It was a fine solan goose. He was quite dead when we reached him, for I had shot him under the right wing.
My good fortune excited Robbie to such a degree that he would not be satisfied without again trying a shot. So we loaded the gun once more, and about half a mile further up the glen he had the luck to knock over a small rabbit. This was the extent of our sport.

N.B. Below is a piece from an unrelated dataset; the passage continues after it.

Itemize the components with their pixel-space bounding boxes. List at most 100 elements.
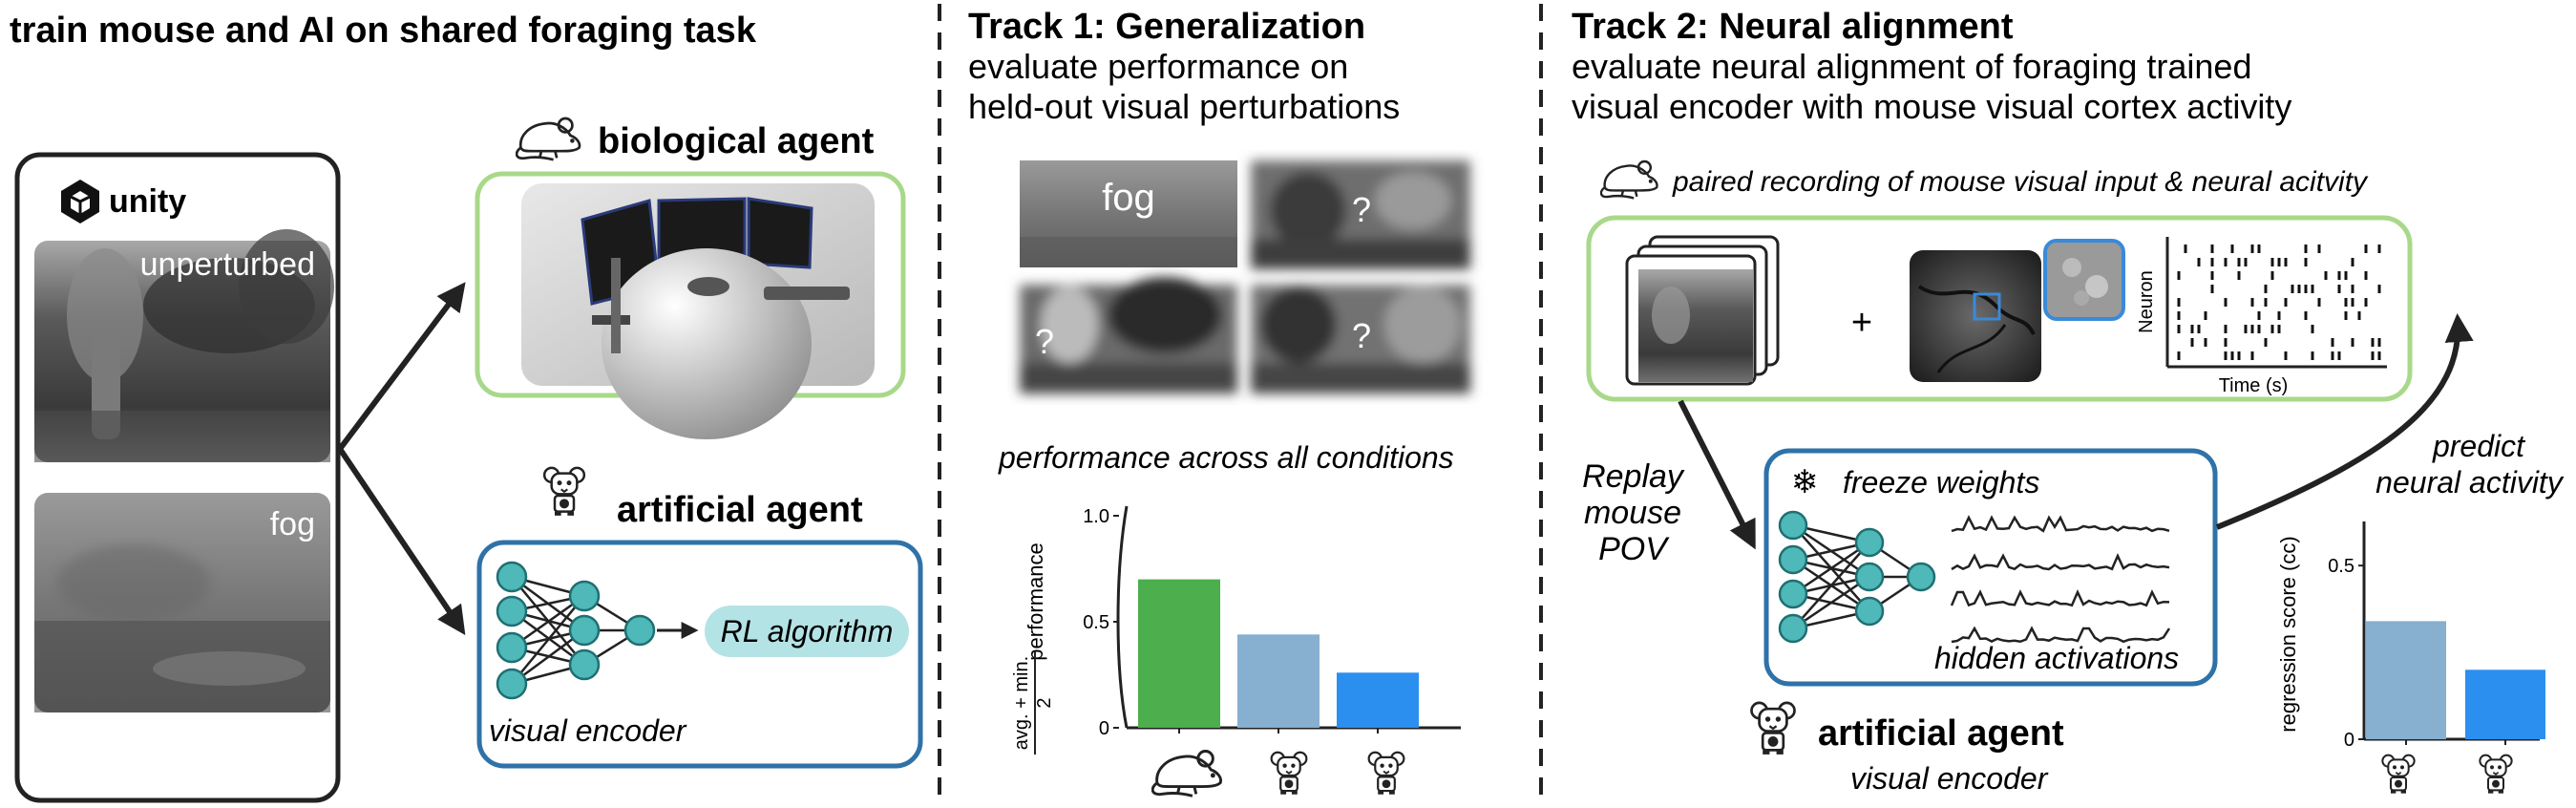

To climb up this wild and desolate glen was no easy matter, for I must tell you that St. John’s Head, the summit of which we had to cross before getting back to our boat (for the tide would not allow of our return by the beach), stood above the sea to a height considerably over a thousand feet. The goose and our climbing ropes were also tiring burdens, and we had many times to take rest beside the stream and quench our thirst in its cool water. Some distance above the sea the ground became smoother, and broken rocks gave place to short heather, which was softer for our bare feet.
When at last we reached the top of the Head, and our trouble was over, we sat down on the breezy front of the hill and looked far away across the restless water, where the sea line melted into the blue haze of the Scotch coast. Nearer to us the water itself was blue, then pale green with bands of purple above beds of weed, and over all the white waves curled into foaming crests, silent to us as snow. Southward, along the cliffs, a high steeple rock—the Old Man of Hoy—stood like a sentinel guarding the coast, his head on a level with the cliff behind him; and rounding Rora Head were the brown sails of a few fishing craft making for Stromness.

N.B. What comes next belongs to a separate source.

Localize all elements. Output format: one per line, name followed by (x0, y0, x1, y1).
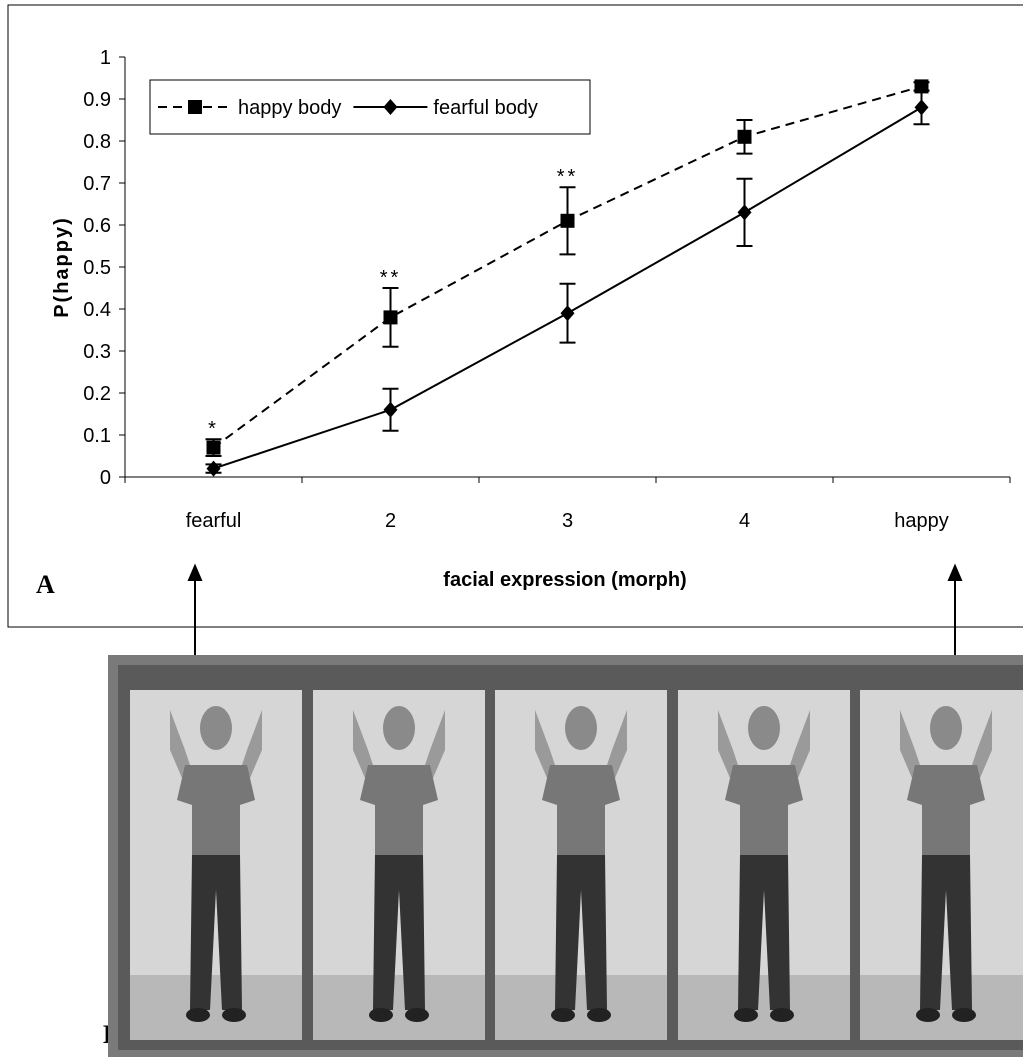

“Come, Robbie,” I said, when we had feasted our eyes on this scene. “Come, we must be getting home. The tide has turned this long while past, and we’ll be hungry before we’re back to Stromness.”
We were, indeed, already somewhat hungry, and regretted we had not brought food with us instead of the climbing ropes, which had not so far been required. To think of getting anything to eat where we were was needless, for we were on the most desolate part of the Hoy island, and not a house was there for miles away.

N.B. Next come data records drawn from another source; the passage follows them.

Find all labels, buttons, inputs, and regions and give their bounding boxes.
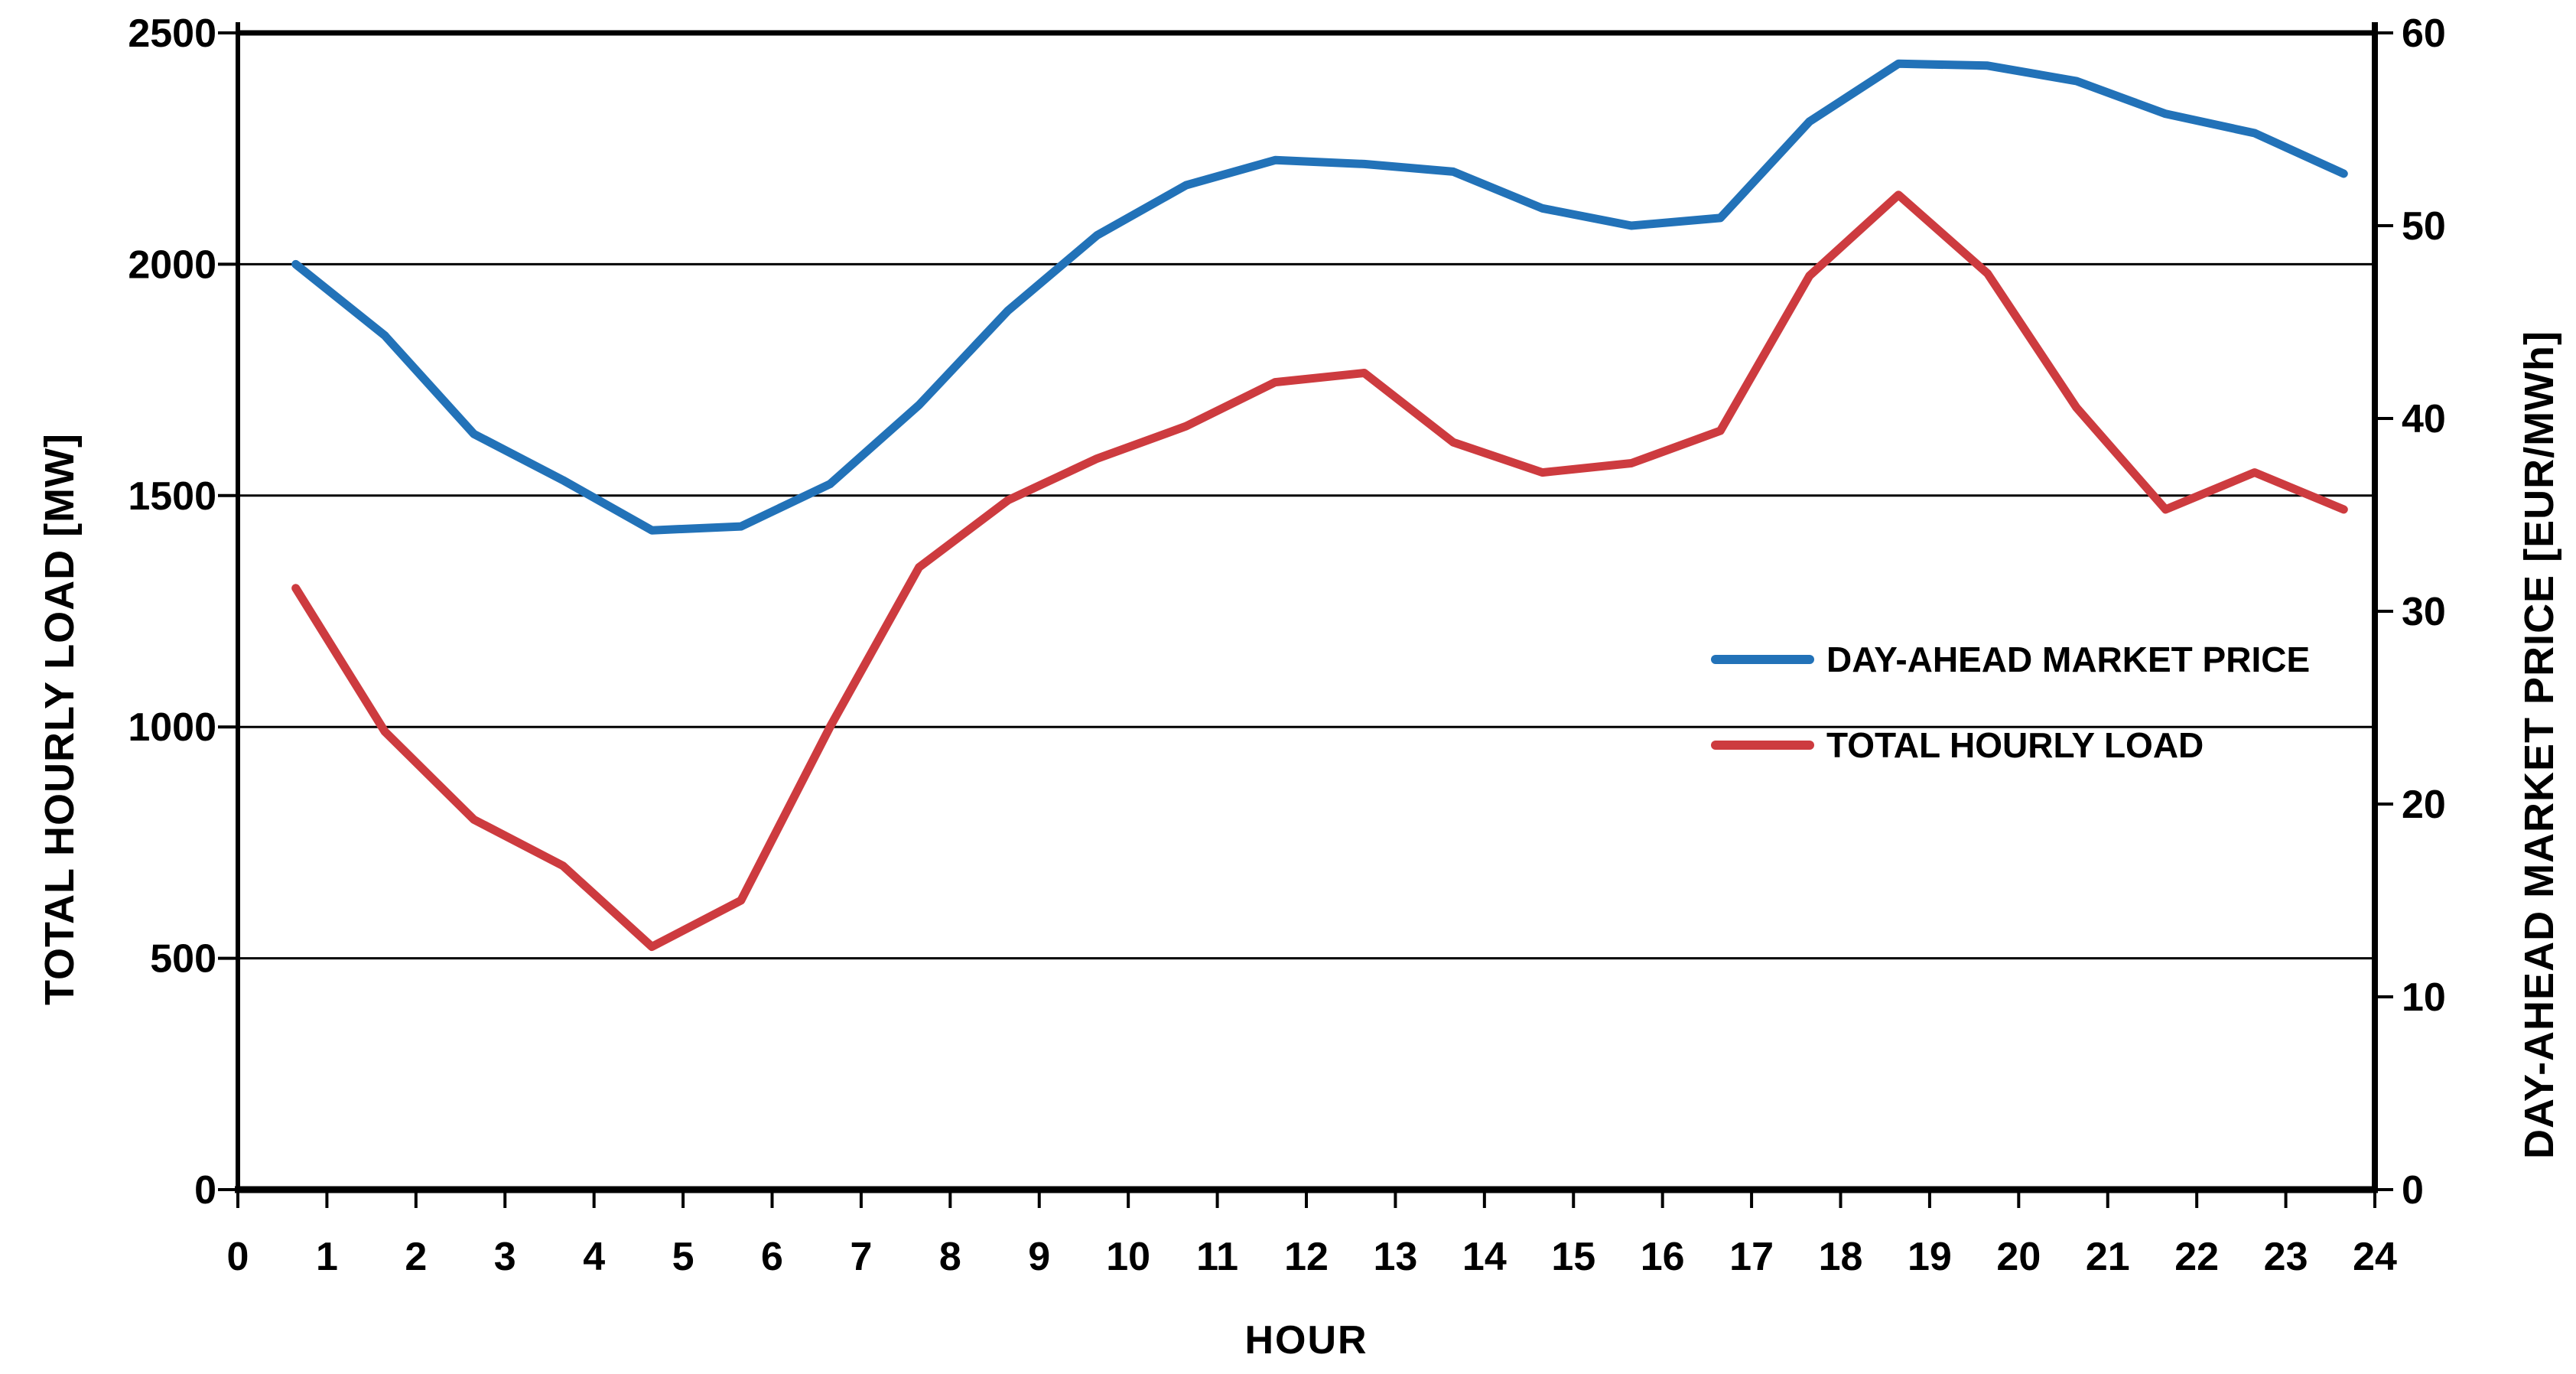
x-tick-label: 14 [1462, 1235, 1507, 1279]
right-tick-label: 10 [2402, 975, 2446, 1020]
x-tick-label: 4 [583, 1235, 605, 1279]
x-tick-label: 0 [227, 1235, 249, 1279]
x-tick-label: 9 [1028, 1235, 1050, 1279]
right-tick-label: 40 [2402, 397, 2446, 441]
x-tick-label: 18 [1819, 1235, 1863, 1279]
left-tick-label: 1000 [128, 705, 216, 750]
left-tick-label: 1500 [128, 474, 216, 519]
load-line [291, 190, 2348, 951]
x-tick-label: 2 [405, 1235, 427, 1279]
left-axis-title: TOTAL HOURLY LOAD [MW] [37, 433, 83, 1005]
right-tick-label: 50 [2402, 204, 2446, 249]
right-axis-title: DAY-AHEAD MARKET PRICE [EUR/MWh] [2516, 330, 2562, 1159]
x-tick-label: 22 [2174, 1235, 2219, 1279]
x-tick-label: 10 [1106, 1235, 1150, 1279]
x-tick-label: 11 [1196, 1235, 1238, 1279]
price-line [291, 59, 2348, 535]
left-tick-label: 2500 [128, 11, 216, 56]
x-tick-label: 24 [2353, 1235, 2397, 1279]
x-tick-label: 1 [316, 1235, 338, 1279]
left-tick-label: 0 [194, 1168, 216, 1213]
x-tick-label: 21 [2086, 1235, 2130, 1279]
price-line-swatch [1711, 655, 1814, 664]
legend-label-price: DAY-AHEAD MARKET PRICE [1826, 640, 2311, 679]
legend: DAY-AHEAD MARKET PRICE TOTAL HOURLY LOAD [1711, 637, 2310, 767]
right-tick-label: 20 [2402, 783, 2446, 827]
x-tick-label: 16 [1641, 1235, 1685, 1279]
right-tick-label: 60 [2402, 11, 2446, 56]
x-tick-label: 7 [850, 1235, 872, 1279]
x-tick-label: 19 [1908, 1235, 1952, 1279]
x-tick-label: 23 [2264, 1235, 2308, 1279]
legend-item-price: DAY-AHEAD MARKET PRICE [1711, 637, 2310, 682]
x-tick-label: 12 [1284, 1235, 1329, 1279]
x-tick-label: 5 [672, 1235, 694, 1279]
right-tick-label: 30 [2402, 590, 2446, 634]
left-tick-label: 500 [150, 937, 216, 982]
legend-label-load: TOTAL HOURLY LOAD [1826, 725, 2204, 765]
x-axis-title: HOUR [1244, 1318, 1368, 1363]
x-tick-label: 8 [939, 1235, 961, 1279]
left-tick-label: 2000 [128, 243, 216, 287]
x-tick-label: 15 [1551, 1235, 1595, 1279]
right-tick-label: 0 [2402, 1168, 2424, 1213]
x-tick-label: 3 [494, 1235, 516, 1279]
x-tick-label: 20 [1996, 1235, 2041, 1279]
x-tick-label: 17 [1729, 1235, 1774, 1279]
load-line-swatch [1711, 741, 1814, 750]
legend-item-load: TOTAL HOURLY LOAD [1711, 723, 2310, 767]
x-tick-label: 13 [1373, 1235, 1417, 1279]
x-tick-label: 6 [761, 1235, 783, 1279]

The walk back along the ridge of the cliffs was easy, the ground sloping downward in our favour. About a mile further on we came to the cliffs below which our boat was moored. But, alas! we had been sadly out in our reckoning. The boat was afloat, deep down there, tugging desperately at her rope and grinding her sides against a rock. To get down to her was now a problem. From our high position we could see how the tide had risen well above the rocks by which we had climbed from one bay to the other, and our only course was to descend by the steep precipice surrounding the creek wherein the boat was moored. There was no possible way down except by the use of the ropes, and this was an extremely difficult and dangerous undertaking, for the cliffs rose fully three hundred feet in height, and our lines, of which we had two, would scarcely, when joined together, measure more than half that length. For we used them for the cliffs of Pomona, which are not in any place so high as those of Hoy.